Determining When to Switch to the RMD
The decision as to how much to withdraw from a retirement portfolio is complicated not only by longevity risk, but also by tax issues. The commonly cited 4% withdrawal rate can be trumped by the Internal Revenue Service’s (required minimum distribution rules for retirement plan accounts. Determining which withdrawal rate to use requires an understanding of the RMD rules and a calculator.
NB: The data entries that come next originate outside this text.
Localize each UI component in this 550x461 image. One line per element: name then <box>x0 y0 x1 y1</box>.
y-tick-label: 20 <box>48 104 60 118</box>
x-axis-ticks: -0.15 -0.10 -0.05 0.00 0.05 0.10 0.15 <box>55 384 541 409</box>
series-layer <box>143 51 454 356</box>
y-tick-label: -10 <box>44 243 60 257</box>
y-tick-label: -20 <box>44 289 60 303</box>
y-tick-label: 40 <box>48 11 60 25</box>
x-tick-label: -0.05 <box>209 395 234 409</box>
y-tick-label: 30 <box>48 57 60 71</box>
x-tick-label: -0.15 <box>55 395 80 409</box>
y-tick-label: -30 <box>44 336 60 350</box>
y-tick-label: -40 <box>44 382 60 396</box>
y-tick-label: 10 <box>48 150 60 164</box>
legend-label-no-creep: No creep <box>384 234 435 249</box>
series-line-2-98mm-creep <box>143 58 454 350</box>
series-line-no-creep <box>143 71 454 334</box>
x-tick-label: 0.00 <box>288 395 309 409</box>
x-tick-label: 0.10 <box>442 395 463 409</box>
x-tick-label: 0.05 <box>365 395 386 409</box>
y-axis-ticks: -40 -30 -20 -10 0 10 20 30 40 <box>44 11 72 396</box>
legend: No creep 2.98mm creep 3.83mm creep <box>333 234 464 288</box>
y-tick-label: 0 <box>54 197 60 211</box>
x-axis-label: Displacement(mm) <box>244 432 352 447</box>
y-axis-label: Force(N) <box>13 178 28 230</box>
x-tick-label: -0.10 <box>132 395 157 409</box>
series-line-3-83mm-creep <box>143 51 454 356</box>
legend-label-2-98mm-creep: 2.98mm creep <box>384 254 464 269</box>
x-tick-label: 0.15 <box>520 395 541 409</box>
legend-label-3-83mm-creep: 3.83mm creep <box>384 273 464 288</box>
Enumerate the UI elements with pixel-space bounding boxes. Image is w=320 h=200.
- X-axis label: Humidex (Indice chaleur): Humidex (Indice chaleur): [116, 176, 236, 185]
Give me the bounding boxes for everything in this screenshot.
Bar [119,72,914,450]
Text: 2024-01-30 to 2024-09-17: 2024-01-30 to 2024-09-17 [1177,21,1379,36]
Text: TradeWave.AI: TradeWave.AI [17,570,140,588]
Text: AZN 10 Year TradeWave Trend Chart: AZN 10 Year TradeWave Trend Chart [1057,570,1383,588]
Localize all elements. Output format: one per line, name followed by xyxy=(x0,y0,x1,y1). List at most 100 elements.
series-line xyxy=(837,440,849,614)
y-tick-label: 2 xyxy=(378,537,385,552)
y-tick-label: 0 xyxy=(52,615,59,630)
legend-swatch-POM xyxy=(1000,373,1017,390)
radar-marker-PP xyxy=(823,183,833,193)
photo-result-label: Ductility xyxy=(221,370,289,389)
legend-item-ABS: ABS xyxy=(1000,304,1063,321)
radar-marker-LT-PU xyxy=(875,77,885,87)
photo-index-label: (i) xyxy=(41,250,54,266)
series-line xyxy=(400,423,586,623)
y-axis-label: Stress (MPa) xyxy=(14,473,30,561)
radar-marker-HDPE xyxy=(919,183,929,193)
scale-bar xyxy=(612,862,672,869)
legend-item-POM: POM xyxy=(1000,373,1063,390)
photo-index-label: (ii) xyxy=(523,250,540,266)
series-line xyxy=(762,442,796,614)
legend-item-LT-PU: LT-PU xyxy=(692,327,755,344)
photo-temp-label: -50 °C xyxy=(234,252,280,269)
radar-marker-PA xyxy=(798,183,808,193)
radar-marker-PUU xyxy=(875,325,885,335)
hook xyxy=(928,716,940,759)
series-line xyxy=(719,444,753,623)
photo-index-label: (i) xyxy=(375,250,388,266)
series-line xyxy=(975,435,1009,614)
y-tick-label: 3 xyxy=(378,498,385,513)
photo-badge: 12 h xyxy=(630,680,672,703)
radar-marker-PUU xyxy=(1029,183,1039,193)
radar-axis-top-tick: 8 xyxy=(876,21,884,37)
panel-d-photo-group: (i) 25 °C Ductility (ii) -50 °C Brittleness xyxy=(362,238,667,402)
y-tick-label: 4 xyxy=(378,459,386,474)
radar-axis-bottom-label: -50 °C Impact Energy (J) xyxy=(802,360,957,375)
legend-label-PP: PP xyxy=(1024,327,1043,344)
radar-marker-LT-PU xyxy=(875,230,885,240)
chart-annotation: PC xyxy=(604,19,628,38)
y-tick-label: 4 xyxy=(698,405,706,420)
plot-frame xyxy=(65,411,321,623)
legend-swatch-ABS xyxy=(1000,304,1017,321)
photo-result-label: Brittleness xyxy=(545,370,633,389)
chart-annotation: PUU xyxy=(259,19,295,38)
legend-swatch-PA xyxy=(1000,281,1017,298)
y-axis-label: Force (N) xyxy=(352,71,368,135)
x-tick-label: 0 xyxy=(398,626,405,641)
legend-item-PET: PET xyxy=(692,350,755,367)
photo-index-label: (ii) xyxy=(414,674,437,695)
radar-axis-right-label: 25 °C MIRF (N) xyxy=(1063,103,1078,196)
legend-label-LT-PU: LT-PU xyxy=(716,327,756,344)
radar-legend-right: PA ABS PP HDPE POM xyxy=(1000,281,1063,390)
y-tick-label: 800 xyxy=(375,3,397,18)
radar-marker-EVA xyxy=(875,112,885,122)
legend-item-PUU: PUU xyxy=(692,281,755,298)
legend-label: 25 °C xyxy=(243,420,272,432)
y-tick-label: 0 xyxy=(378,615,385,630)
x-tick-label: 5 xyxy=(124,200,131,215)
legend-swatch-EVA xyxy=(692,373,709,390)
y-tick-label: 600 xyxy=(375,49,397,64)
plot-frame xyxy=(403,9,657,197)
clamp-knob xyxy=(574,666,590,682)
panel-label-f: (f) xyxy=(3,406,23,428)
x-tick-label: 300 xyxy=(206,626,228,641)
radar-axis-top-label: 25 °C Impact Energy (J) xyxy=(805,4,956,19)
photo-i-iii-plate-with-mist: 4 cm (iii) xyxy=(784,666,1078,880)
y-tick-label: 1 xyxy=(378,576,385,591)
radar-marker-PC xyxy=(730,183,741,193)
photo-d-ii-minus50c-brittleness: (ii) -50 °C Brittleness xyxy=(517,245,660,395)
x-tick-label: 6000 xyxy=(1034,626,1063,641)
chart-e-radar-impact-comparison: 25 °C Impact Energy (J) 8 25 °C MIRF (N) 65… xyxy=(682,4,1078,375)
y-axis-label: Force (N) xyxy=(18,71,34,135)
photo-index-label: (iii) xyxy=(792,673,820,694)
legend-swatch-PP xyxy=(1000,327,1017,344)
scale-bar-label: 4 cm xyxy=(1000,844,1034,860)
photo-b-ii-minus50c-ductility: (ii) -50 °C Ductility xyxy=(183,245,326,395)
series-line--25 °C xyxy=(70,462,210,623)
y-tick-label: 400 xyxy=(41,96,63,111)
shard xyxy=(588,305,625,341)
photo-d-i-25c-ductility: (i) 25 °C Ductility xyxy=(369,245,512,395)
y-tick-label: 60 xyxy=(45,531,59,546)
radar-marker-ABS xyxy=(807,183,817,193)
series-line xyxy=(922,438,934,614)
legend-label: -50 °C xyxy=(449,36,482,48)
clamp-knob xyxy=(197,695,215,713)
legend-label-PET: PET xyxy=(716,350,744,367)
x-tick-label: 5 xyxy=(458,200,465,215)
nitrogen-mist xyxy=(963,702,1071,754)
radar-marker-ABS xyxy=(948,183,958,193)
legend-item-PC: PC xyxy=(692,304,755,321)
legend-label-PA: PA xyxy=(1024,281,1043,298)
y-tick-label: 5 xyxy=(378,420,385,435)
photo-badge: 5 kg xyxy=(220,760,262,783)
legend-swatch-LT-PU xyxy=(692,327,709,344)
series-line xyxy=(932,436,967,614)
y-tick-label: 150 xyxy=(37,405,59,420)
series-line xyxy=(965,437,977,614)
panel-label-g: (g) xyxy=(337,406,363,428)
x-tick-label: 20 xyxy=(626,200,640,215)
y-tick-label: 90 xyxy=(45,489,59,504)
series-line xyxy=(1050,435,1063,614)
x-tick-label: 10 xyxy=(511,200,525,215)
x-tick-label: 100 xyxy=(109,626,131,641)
The Required Minimum Distribution
An RMD is the annual minimum amount a retirement plan account owner must withdraw beginning in the year he reaches 70½. An individual can delay the RMD if he retires after age 70½. However, if an individual holds an individual retirement accountor owns 5% or more of the business sponsoring the retirement plan, an RMD must be taken starting the year the individual turns 70½.
Most, but not all, retirement accounts are subject to the RMD rule. RMDs must be taken from traditional IRAs and IRA-based plans such as SEPs, SARSEPs, and SIMPLE IRAs. Also subject to the RMD are all employer-sponsored retirement plans, including profit-sharing plans, 401(k) plans, 403(b) plans and 457(b) plans. Funds held in a Roth IRA are not subject to RMDs as long as the account holder is alive, but funds held in a Roth 401(k) account are subject to RMDs. If you have questions about whether a specific retirement account is subject to required minimum distributions, contact a tax professional.